O CEO da participada da PT acredita que a empresa não deve enveredar por uma «política demasiado agressiva».

«Queremos ter 40% de alguma coisa, não 100% de zero», comentou o executivo português.

«Os nossos accionistas têm sido pragmáticos e cautelosos. Não é apenas o aumento dos subsídios (de terminais) mas a evolução da receita é bem mais determinante (redução das margens).

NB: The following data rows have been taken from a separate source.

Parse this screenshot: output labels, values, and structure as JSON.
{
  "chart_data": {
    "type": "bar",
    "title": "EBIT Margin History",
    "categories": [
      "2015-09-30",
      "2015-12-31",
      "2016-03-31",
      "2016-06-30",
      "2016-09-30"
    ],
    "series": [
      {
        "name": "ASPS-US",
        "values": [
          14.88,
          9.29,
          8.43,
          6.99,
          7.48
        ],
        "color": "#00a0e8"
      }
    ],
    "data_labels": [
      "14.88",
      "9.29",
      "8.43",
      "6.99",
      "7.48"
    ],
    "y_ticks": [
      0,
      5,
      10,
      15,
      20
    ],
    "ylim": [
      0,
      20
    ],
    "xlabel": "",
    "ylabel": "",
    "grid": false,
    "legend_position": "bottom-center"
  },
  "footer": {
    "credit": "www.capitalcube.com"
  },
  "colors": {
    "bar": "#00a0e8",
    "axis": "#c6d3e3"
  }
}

Há uma grande agressividade no princing das tarifas», avançou Padinha.

Para acompanhar a agressividade do mercado, a Vivo, também começou a lançar campanhas promocionais competitivas agora por altura do Dia da Mãe. «Tivemos que fazer um esforço de adaptação dos planos aos planos da concorrência», avançou Padinha.

Em Janeiro e Fevereiro, a Telesp Celular Participações que, controla as operadoras de Telesp Celular do Estado de São Paulo, Global Telecom de Santa Catarina e Paraná e a Tele Centro Oeste de Brasília, optou por investir na retenção de clientes.

Por isso, é visível que o número de adições liquidas, no primeiro trimestre de 2005, somou 319 mil, menos 68% do que no período homólogo, o que compara com os 1,268 milhões de novos clientes no quarto trimestre deste ano.

Mas, em Março, face às propostas da concorrência, porque seria «perigoso para o líder estar fora disso», a Vivo começou a lançar várias campanhas promocionais para reter a liderança, explicou.

No primeiro trimestre, a empresa reduziu o esforço na ordem de 30% para captação de clientes e aumentou em 75% na retenção da base no pós-pago.